Chances are, you already have an idea of how to do crunches. The classic abs exercise is one that you probably did at some point in a high school gym class or even while working out on your own.
Core exercises, like crunches, can be great at engaging your rectus abdominus—those muscles on the front of your body responsible for “six-pack abs.” But if you learn how to do crunches properly, you’ll go beyond just those muscles, also engaging your spine and some of the deeper core muscles that you have. And while there’s nothing wrong with doing crunches, know that exercises like planks can also be great for strengthening and stabilizing your core musculature.
With that in mind, let’s jump in to everything you need to know about how to do crunches.
What Is a Crunch
Crunches are one of the most popular abs exercises around, and they’re considered a foundational movement. A foundational movement is a basic exercise on which it’s easy to build. For instance, once you master crunches, you can experiment with countless variations, like bicycle crunches, tuck-ups, and more. (We provide directions for several types of crunches below.)
Quick refresher: A basic crunch is a bodyweight abdominal exercise done while lying faceup on the floor. In short, you’ll contract your abs, then lift your shoulders and head a few inches off the floor (see our step-by-step instructions on exactly how to do crunches below).
Like all exercises, crunches require recruitment of certain muscle groups and place a strain on other muscles. You should avoid doing crunches if you have frequent back pain, neck pain, or if you’ve been instructed to avoid crunches by a doctor.
Benefits of Crunches
Doing crunches on a regular basis can help strengthen your abdominal muscles—but crunches can also do much more. Incorporating crunches into your workout routine can also help build better posture, since you need strong core muscles to stand up straight. In turn, having good posture and a strong core means you’re less susceptible to low back pain, or back injuries in general. A strong core can also help with certain endurance events, like running, swimming, or cycling. It’s true! You need strong abdominal muscles to maintain proper form during longer bouts of exercise. Your core is responsible for so many daily movements and you can help strengthen it by doing crunches.
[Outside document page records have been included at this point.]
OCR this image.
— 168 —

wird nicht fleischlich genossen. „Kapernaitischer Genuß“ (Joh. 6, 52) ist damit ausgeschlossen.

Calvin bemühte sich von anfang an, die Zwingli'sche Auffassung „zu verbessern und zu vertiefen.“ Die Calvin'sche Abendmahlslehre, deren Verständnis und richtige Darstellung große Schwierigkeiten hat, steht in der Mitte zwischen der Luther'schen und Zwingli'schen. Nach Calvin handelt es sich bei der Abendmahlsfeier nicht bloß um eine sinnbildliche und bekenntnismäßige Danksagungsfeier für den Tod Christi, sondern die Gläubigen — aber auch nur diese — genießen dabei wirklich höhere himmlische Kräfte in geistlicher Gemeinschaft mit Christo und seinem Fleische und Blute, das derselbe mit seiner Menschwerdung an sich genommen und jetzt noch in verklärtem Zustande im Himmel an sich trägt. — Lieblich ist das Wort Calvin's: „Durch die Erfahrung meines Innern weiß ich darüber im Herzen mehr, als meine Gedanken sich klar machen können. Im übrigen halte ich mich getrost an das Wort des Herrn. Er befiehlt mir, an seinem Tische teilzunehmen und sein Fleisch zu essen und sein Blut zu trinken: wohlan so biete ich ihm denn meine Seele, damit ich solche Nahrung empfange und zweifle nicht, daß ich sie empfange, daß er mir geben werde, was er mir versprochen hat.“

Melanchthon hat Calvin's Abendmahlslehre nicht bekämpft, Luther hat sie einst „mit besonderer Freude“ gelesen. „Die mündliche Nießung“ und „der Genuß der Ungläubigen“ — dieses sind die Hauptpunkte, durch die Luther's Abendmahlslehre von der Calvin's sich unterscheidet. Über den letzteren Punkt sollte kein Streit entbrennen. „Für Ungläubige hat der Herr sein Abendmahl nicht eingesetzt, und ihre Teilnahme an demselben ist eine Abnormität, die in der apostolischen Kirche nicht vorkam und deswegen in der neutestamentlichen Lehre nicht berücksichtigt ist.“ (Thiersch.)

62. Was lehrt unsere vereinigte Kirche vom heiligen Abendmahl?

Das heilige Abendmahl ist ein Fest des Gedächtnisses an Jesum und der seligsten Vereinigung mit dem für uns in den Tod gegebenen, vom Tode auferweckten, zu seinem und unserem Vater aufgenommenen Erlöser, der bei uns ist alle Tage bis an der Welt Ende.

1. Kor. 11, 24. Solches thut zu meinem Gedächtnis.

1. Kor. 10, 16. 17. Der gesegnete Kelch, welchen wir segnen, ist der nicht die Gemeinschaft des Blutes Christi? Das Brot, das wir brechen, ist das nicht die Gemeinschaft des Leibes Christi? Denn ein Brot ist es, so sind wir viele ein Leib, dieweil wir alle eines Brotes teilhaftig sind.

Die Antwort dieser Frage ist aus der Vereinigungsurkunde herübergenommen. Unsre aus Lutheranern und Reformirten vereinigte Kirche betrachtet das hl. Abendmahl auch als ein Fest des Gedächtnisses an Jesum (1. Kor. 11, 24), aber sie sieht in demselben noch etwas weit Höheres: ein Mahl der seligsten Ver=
Having said that, crunches are not a miracle exercise. If you’re looking to build “six-pack abs,” no amount of crunches alone will get you there.
Remember that weight loss is complicated, and if you’re looking to lose weight or “flatten” your stomach, exercise is only one small part of the equation. Eating healthy foods, getting adequate sleep, and working with a doctor or dietitian are all a good idea if sustainable weight loss is a goal. Also, your weight is dependent on a number of other factors that can be out of your control, including hormones, genes, and more, which is important to keep in mind. Bottom line: While there are lots of benefits to crunches, automatic weight loss or washboard abs isn’t one of them. (It’s also worth noting that gaining a six pack is incredibly difficult and there’s no reason it needs to be a goal of yours, or most people’s, really).
Crunches work your rectus abdominis (the long, flat muscle on the front of your torso), plus your internal and external obliques (the muscles that wrap around the side of your body). Crunches will also help engage your transverse abdominis, which are your inner-most core muscles.